Funny enough the solo album that Plant released in 1990 was called “Manic Nirvana”. But of course, the album’s name had nothing to do with the band Nirvana.
What Robert Plant said about Nirvana
Back in 1998, the Alternative American magazine Ray Gun promoted a conversation between Dave Grohl, Jimmy Page and Robert Plant. Grohl asked if the Led Zeppelin members liked Nirvana. Plant replied, saying: “Well, to me it seemed to make far more sense than a lot of the alternative stuff, the 99.9 percent of everything that was just hollow rebellion without any real commitment and without a conscience. I thought it was very strong. The only thing is, with everything that is new and that’s reactionary to such a degree, there’s an air of doom that surrounds it, through excess of one kind or another.”
“My heart bled for that because we’d been through that. We lost Bonzo (John Bonham). We lost loads of people around us. Everytime there’s something that’s really prolific and strong and full of intention, you get so wrapped up in it that you start to self-destruct.”

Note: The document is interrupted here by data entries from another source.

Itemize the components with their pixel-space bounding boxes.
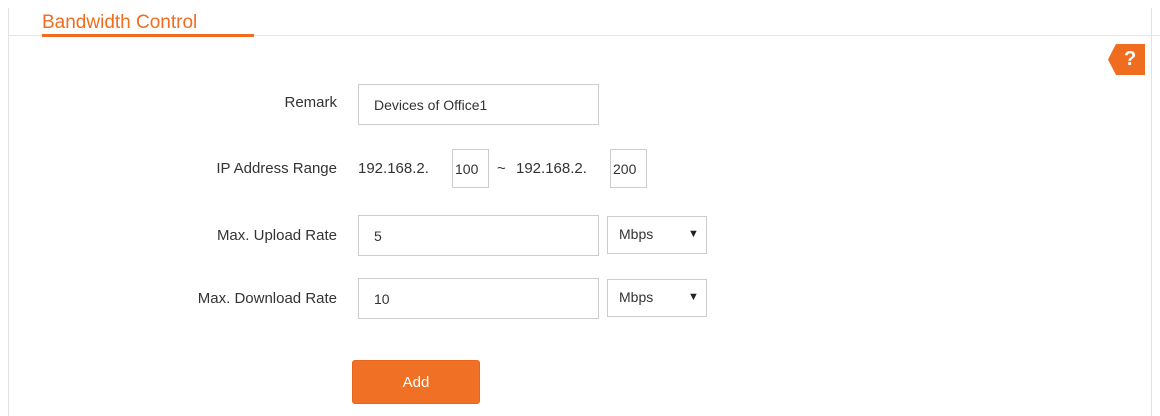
add-button[interactable]: Add xyxy=(352,360,480,404)
section-title: Bandwidth Control xyxy=(42,12,198,33)
upload-rate-input[interactable] xyxy=(358,215,599,256)
download-rate-label: Max. Download Rate xyxy=(197,290,337,307)
download-unit-value: Mbps xyxy=(619,289,654,305)
dropdown-arrow-icon: ▼ xyxy=(688,291,699,303)
remark-input[interactable] xyxy=(358,84,599,125)
ip-end-prefix: 192.168.2. xyxy=(516,160,587,177)
question-icon: ? xyxy=(1124,48,1137,70)
download-unit-select[interactable]: Mbps ▼ xyxy=(607,279,707,317)
upload-rate-label: Max. Upload Rate xyxy=(216,227,337,244)
remark-label: Remark xyxy=(284,94,337,111)
upload-unit-select[interactable]: Mbps ▼ xyxy=(607,216,707,254)
help-button[interactable]: ? xyxy=(1108,44,1145,75)
ip-start-prefix: 192.168.2. xyxy=(358,160,429,177)
ip-range-separator: ~ xyxy=(497,160,506,177)
upload-unit-value: Mbps xyxy=(619,226,654,242)
download-rate-input[interactable] xyxy=(358,278,599,319)
dropdown-arrow-icon: ▼ xyxy=(688,228,699,240)
ip-start-octet-input[interactable] xyxy=(452,149,489,188)
title-underline xyxy=(42,34,254,37)
bandwidth-control-panel xyxy=(8,8,1152,416)
ip-end-octet-input[interactable] xyxy=(610,149,647,188)
ip-range-label: IP Address Range xyxy=(216,160,337,177)
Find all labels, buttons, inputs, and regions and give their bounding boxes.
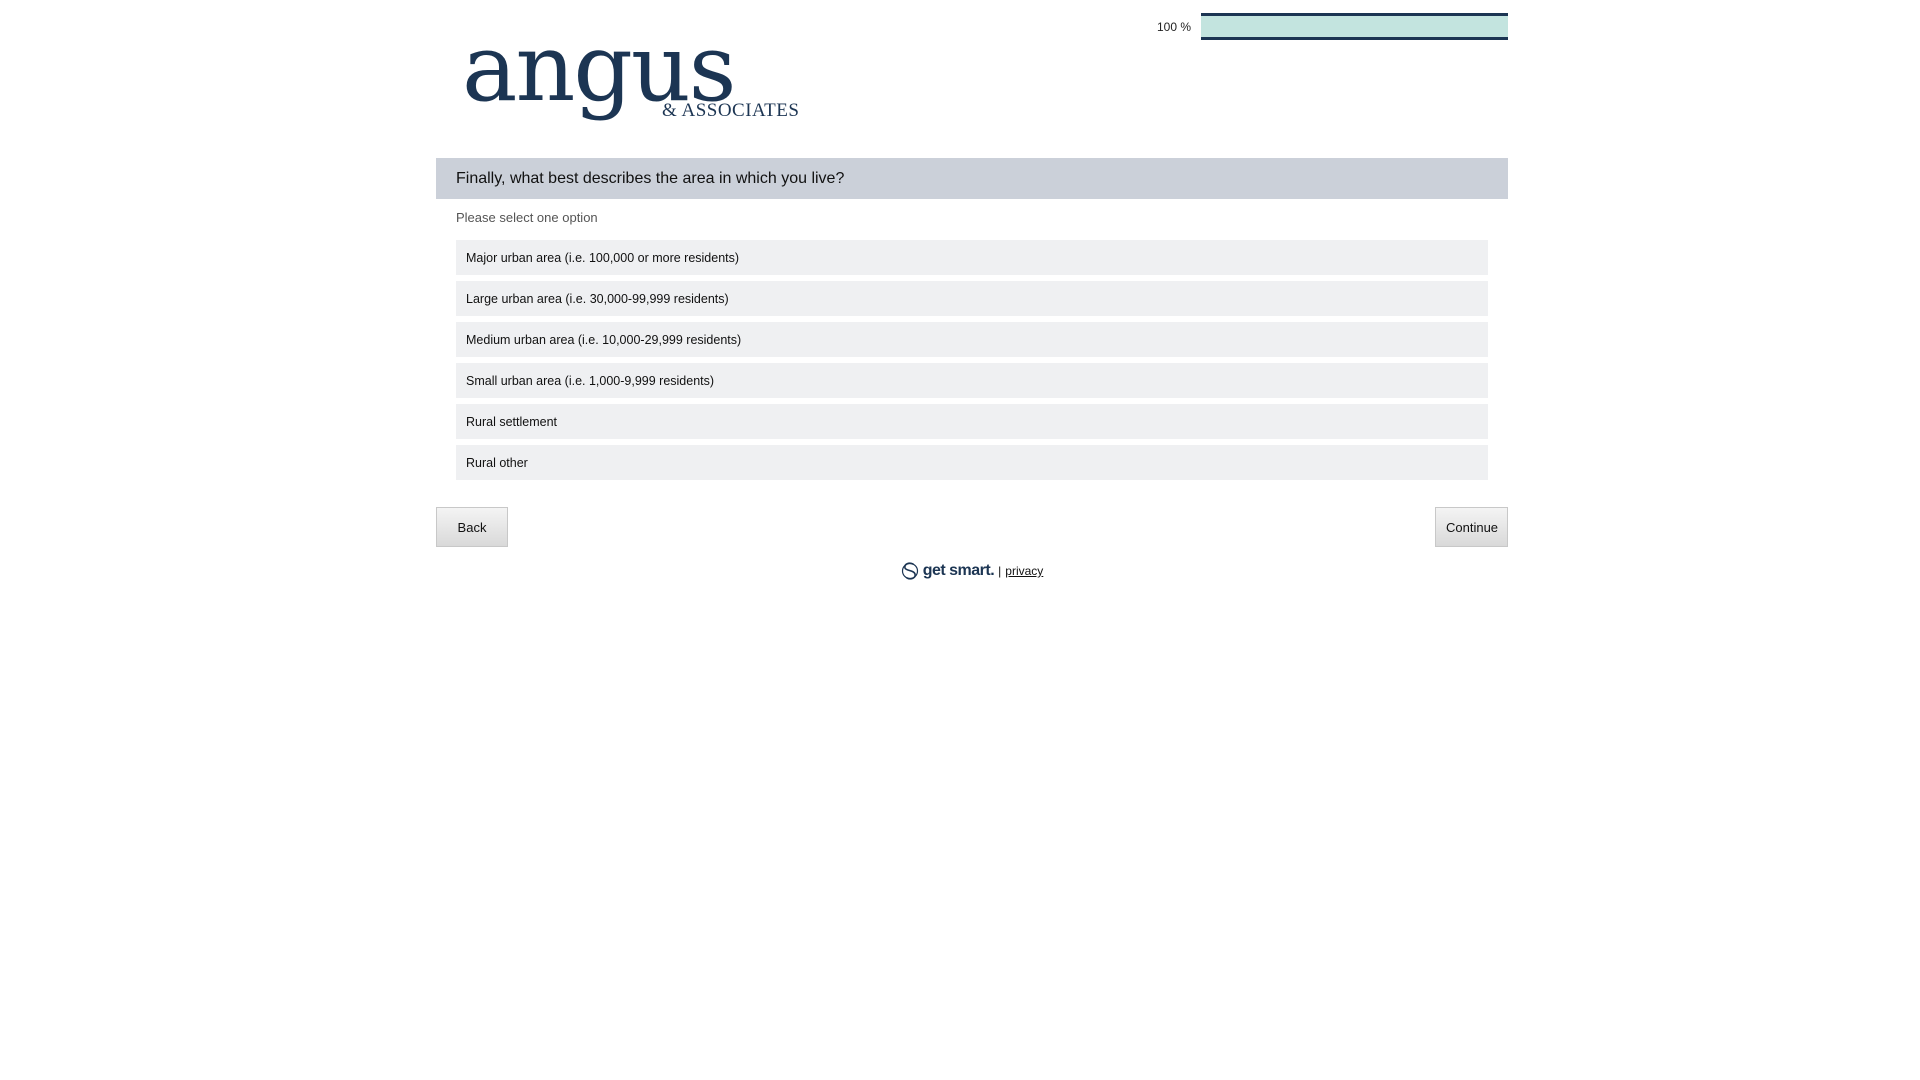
progress-fill [1201, 16, 1508, 37]
option-large-urban-area[interactable]: Large urban area (i.e. 30,000-99,999 res… [456, 281, 1488, 316]
getsmart-brand-text: get smart. [922, 562, 995, 579]
answer-options: Major urban area (i.e. 100,000 or more r… [456, 240, 1488, 480]
continue-button[interactable]: Continue [1435, 507, 1508, 547]
progress-indicator: 100 % [1157, 13, 1508, 40]
navigation: Back Continue [436, 507, 1508, 549]
privacy-link[interactable]: privacy [1005, 564, 1043, 578]
back-button[interactable]: Back [436, 507, 508, 547]
survey-page: angus & ASSOCIATES 100 % Finally, what b… [0, 0, 1920, 1080]
footer: get smart. | privacy [436, 561, 1508, 581]
getsmart-logo-icon [901, 562, 918, 580]
option-major-urban-area[interactable]: Major urban area (i.e. 100,000 or more r… [456, 240, 1488, 275]
option-rural-other[interactable]: Rural other [456, 445, 1488, 480]
question-instruction: Please select one option [456, 210, 598, 225]
survey-container: angus & ASSOCIATES 100 % Finally, what b… [436, 0, 1508, 581]
question-title: Finally, what best describes the area in… [436, 158, 1508, 199]
option-medium-urban-area[interactable]: Medium urban area (i.e. 10,000-29,999 re… [456, 322, 1488, 357]
logo-sub-text: & ASSOCIATES [662, 100, 800, 121]
footer-separator: | [998, 564, 1002, 578]
header: angus & ASSOCIATES 100 % [436, 0, 1508, 158]
option-small-urban-area[interactable]: Small urban area (i.e. 1,000-9,999 resid… [456, 363, 1488, 398]
option-rural-settlement[interactable]: Rural settlement [456, 404, 1488, 439]
angus-associates-logo: angus & ASSOCIATES [462, 18, 799, 130]
getsmart-logo: get smart. [901, 561, 995, 581]
progress-bar [1201, 13, 1508, 40]
progress-text: 100 % [1156, 19, 1191, 34]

The Foo Fighters leader commented Plant’s answer saying that the Nirvana members could had never imagined that something like Kurt Cobain’s tragic death could happen and Plant said: “Yeah, but it was out of your hands. It happened to us. The stature and the whole condition of our success, there was no charted passage then. Up until then, rock ‘n’ roll as entertainment had only gotten to a certain threshold, beyond which nobody knew. As it expanded for us, we were frightened to death. We didn’t know what was going on at all.”
The resemblance between Led Zeppelin and Pearl Jam songs according to Robert Plant
Back in 2015, during a conversation with Pearl Jam guitarist Mike McCready SiriusXM’s, Robert Plant joked about the resemblance of Pearl Jam’s “Given To Fly” with Led Zeppelin’s “Going To California”. When asked during a Q&A session about originality, the musician answered: “Absolutely crucial. Being an entertainer, outside of skill, craft, experience and whatever else it is you grow into, repetition is a hell of an evil bedfellow. To repeat yourself as regularly as we do as entertainers — you know this. I mean, how many times have you played ‘Going to California’? Oh sorry. Whatever your song is called.”
McCready laugh and then recalled the night Plant went to see Pearl Jam playing in Sweden and the band’s vocalist Eddie Vedder introduced “Given To Fly” in the concert as “Given To California”. “When you came to see us in Sweden, we did the song. He (Vedder) said, he dedicated it to you I think, and acknowledged you, and said ‘Given to California.”
Plant replied, saying: “It’s a good job he had some dancing girls backstage afterwards to take the heat out of the moment. We’re all mature. So we all know that’s okay. I didn’t get a check in the post, nothing like that.”